The rejection of the mercy petition by the Governor should forthwith be communicated to the convict and his family in writing or through some other available mode of communication.

A minimum period of 14 days was stipulated by the Supreme Court between the receipt of the communication of the rejection of the mercy petition and the scheduled date of execution. This is to enable the convict to prepare himself and settle his affairs and meet his family members for one last time or to avail any judicial remedy.

As it is quite possible that some death row convicts might lose their mental balance, there should be regular mental health evaluation and appropriate medical care should be given to those in need, the Ministry said.

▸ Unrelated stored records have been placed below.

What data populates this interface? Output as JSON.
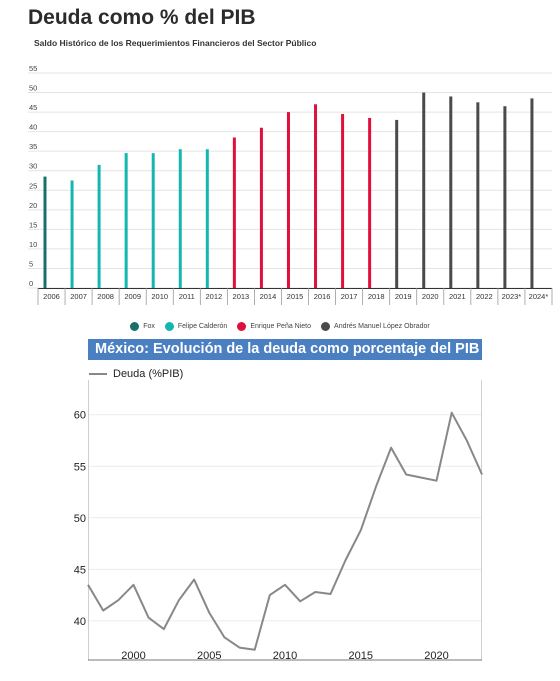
{
  "title": "Deuda como % del PIB",
  "subtitle": "Saldo Histórico de los Requerimientos Financieros del Sector Público",
  "colors": {
    "fox": "#1b6f6a",
    "calderon": "#13b7b0",
    "pena_nieto": "#e0103c",
    "amlo": "#4a4a4a",
    "panel_header": "#4a7fc1",
    "line": "#888888"
  },
  "legend": [
    {
      "label": "Fox",
      "color": "#1b6f6a"
    },
    {
      "label": "Felipe Calderón",
      "color": "#13b7b0"
    },
    {
      "label": "Enrique Peña Nieto",
      "color": "#e0103c"
    },
    {
      "label": "Andrés Manuel López Obrador",
      "color": "#4a4a4a"
    }
  ],
  "line_chart": {
    "header": "México: Evolución de la deuda como porcentaje del PIB",
    "legend_label": "Deuda (%PIB)"
  },
  "chart_data": [
    {
      "type": "bar",
      "title": "Deuda como % del PIB",
      "subtitle": "Saldo Histórico de los Requerimientos Financieros del Sector Público",
      "categories": [
        "2006",
        "2007",
        "2008",
        "2009",
        "2010",
        "2011",
        "2012",
        "2013",
        "2014",
        "2015",
        "2016",
        "2017",
        "2018",
        "2019",
        "2020",
        "2021",
        "2022",
        "2023*",
        "2024*"
      ],
      "values": [
        28.5,
        27.5,
        31.5,
        34.5,
        34.5,
        35.5,
        35.5,
        38.5,
        41,
        45,
        47,
        44.5,
        43.5,
        43,
        50,
        49,
        47.5,
        46.5,
        48.5
      ],
      "groups": [
        "fox",
        "calderon",
        "calderon",
        "calderon",
        "calderon",
        "calderon",
        "calderon",
        "pena_nieto",
        "pena_nieto",
        "pena_nieto",
        "pena_nieto",
        "pena_nieto",
        "pena_nieto",
        "amlo",
        "amlo",
        "amlo",
        "amlo",
        "amlo",
        "amlo"
      ],
      "yticks": [
        0,
        5,
        10,
        15,
        20,
        25,
        30,
        35,
        40,
        45,
        50,
        55
      ],
      "ylim": [
        0,
        55
      ],
      "grid": true,
      "legend_position": "bottom"
    },
    {
      "type": "line",
      "title": "México: Evolución de la deuda como porcentaje del PIB",
      "series": [
        {
          "name": "Deuda (%PIB)",
          "x": [
            1997,
            1998,
            1999,
            2000,
            2001,
            2002,
            2003,
            2004,
            2005,
            2006,
            2007,
            2008,
            2009,
            2010,
            2011,
            2012,
            2013,
            2014,
            2015,
            2016,
            2017,
            2018,
            2019,
            2020,
            2021,
            2022,
            2023
          ],
          "values": [
            43.5,
            41,
            42,
            43.5,
            40.3,
            39.2,
            42,
            44,
            40.8,
            38.4,
            37.4,
            37.2,
            42.5,
            43.5,
            41.9,
            42.8,
            42.6,
            45.9,
            48.8,
            53,
            56.8,
            54.2,
            53.9,
            53.6,
            60.2,
            57.5,
            54.2
          ]
        }
      ],
      "xticks": [
        2000,
        2005,
        2010,
        2015,
        2020
      ],
      "yticks": [
        40,
        45,
        50,
        55,
        60
      ],
      "xlim": [
        1997,
        2023
      ],
      "ylim": [
        36.2,
        62.4
      ],
      "grid": true,
      "legend_position": "top-left"
    }
  ]
}
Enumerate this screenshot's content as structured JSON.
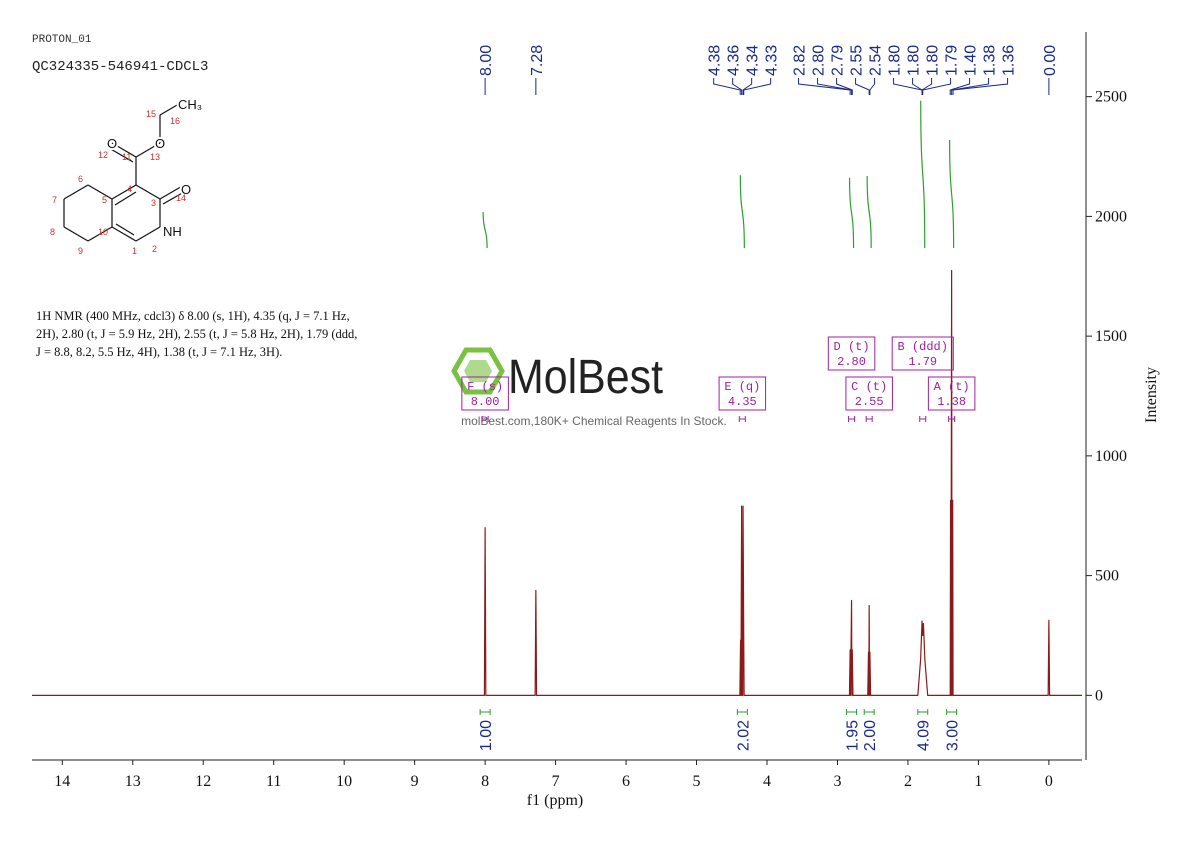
{
  "header": {
    "experiment": "PROTON_01",
    "sample": "QC324335-546941-CDCL3"
  },
  "structure": {
    "atoms": [
      "O",
      "O",
      "O",
      "NH",
      "CH₃"
    ],
    "numbers": [
      "1",
      "2",
      "3",
      "4",
      "5",
      "6",
      "7",
      "8",
      "9",
      "10",
      "11",
      "12",
      "13",
      "14",
      "15",
      "16"
    ]
  },
  "description": [
    "1H NMR (400 MHz, cdcl3) δ 8.00 (s, 1H), 4.35 (q, J = 7.1 Hz,",
    "2H), 2.80 (t, J = 5.9 Hz, 2H), 2.55 (t, J = 5.8 Hz, 2H), 1.79 (ddd,",
    "J = 8.8, 8.2, 5.5 Hz, 4H), 1.38 (t, J = 7.1 Hz, 3H)."
  ],
  "watermark": {
    "brand": "MolBest",
    "tagline": "molBest.com,180K+ Chemical Reagents In Stock."
  },
  "chart_data": {
    "type": "line",
    "x_label": "f1 (ppm)",
    "y_label": "Intensity",
    "xlim": [
      14.43,
      -0.47
    ],
    "ylim": [
      -270,
      2770
    ],
    "xticks": [
      14,
      13,
      12,
      11,
      10,
      9,
      8,
      7,
      6,
      5,
      4,
      3,
      2,
      1,
      0
    ],
    "yticks": [
      0,
      500,
      1000,
      1500,
      2000,
      2500
    ],
    "series": [
      {
        "color": "#8b1a1a",
        "x": [
          14.43,
          8.01,
          8.0,
          7.99,
          7.29,
          7.28,
          7.27,
          4.385,
          4.375,
          4.37,
          4.36,
          4.355,
          4.345,
          4.34,
          4.33,
          4.325,
          2.83,
          2.82,
          2.815,
          2.8,
          2.795,
          2.79,
          2.78,
          2.57,
          2.56,
          2.555,
          2.55,
          2.545,
          2.54,
          2.53,
          1.86,
          1.82,
          1.8,
          1.79,
          1.78,
          1.76,
          1.72,
          1.4,
          1.395,
          1.39,
          1.38,
          1.375,
          1.365,
          1.36,
          0.01,
          0.0,
          -0.01,
          -0.47
        ],
        "values": [
          0,
          0,
          700,
          0,
          0,
          438,
          0,
          0,
          230,
          0,
          790,
          0,
          0,
          790,
          230,
          0,
          0,
          190,
          0,
          396,
          0,
          190,
          0,
          0,
          180,
          0,
          375,
          0,
          180,
          0,
          0,
          150,
          310,
          250,
          300,
          150,
          0,
          0,
          814,
          0,
          1774,
          0,
          814,
          0,
          0,
          313,
          0,
          0
        ]
      }
    ],
    "peak_labels": [
      {
        "value": 8.0,
        "label": "8.00"
      },
      {
        "value": 7.28,
        "label": "7.28"
      },
      {
        "value": 4.38,
        "label": "4.38"
      },
      {
        "value": 4.36,
        "label": "4.36"
      },
      {
        "value": 4.34,
        "label": "4.34"
      },
      {
        "value": 4.33,
        "label": "4.33"
      },
      {
        "value": 2.82,
        "label": "2.82"
      },
      {
        "value": 2.8,
        "label": "2.80"
      },
      {
        "value": 2.79,
        "label": "2.79"
      },
      {
        "value": 2.55,
        "label": "2.55"
      },
      {
        "value": 2.54,
        "label": "2.54"
      },
      {
        "value": 1.8,
        "label": "1.80"
      },
      {
        "value": 1.8,
        "label": "1.80"
      },
      {
        "value": 1.8,
        "label": "1.80"
      },
      {
        "value": 1.79,
        "label": "1.79"
      },
      {
        "value": 1.4,
        "label": "1.40"
      },
      {
        "value": 1.38,
        "label": "1.38"
      },
      {
        "value": 1.36,
        "label": "1.36"
      },
      {
        "value": 0.0,
        "label": "0.00"
      }
    ],
    "integrals": [
      {
        "x": 8.0,
        "value": 1.0,
        "label": "1.00"
      },
      {
        "x": 4.35,
        "value": 2.02,
        "label": "2.02"
      },
      {
        "x": 2.8,
        "value": 1.95,
        "label": "1.95"
      },
      {
        "x": 2.55,
        "value": 2.0,
        "label": "2.00"
      },
      {
        "x": 1.79,
        "value": 4.09,
        "label": "4.09"
      },
      {
        "x": 1.38,
        "value": 3.0,
        "label": "3.00"
      }
    ],
    "multiplets": [
      {
        "x": 8.0,
        "name": "F (s)",
        "shift": "8.00"
      },
      {
        "x": 4.35,
        "name": "E (q)",
        "shift": "4.35"
      },
      {
        "x": 2.8,
        "name": "D (t)",
        "shift": "2.80"
      },
      {
        "x": 2.55,
        "name": "C (t)",
        "shift": "2.55"
      },
      {
        "x": 1.79,
        "name": "B (ddd)",
        "shift": "1.79"
      },
      {
        "x": 1.38,
        "name": "A (t)",
        "shift": "1.38"
      }
    ]
  }
}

After the execution warrant is issued, the prison superintendent should satisfy himself on the basis of medical reports by government doctors and psychiatrists that the prisoner is in a fit physical and mental condition to be executed.
If the superintendent is of the opinion that the prisoner is not fit, he should forthwith stop the execution and produce the prisoner before a medical board for a comprehensive evaluation and shall forward the report of the same to the state government for further action.

Death row convicts should be provided with copies of relevant documents within a week of conviction by the prison authorities to assist in making mercy petition and petitioning the courts.

After the execution of death penalty, post-mortem would need to be mandatorily performed to ascertain the exact cause of death, it said.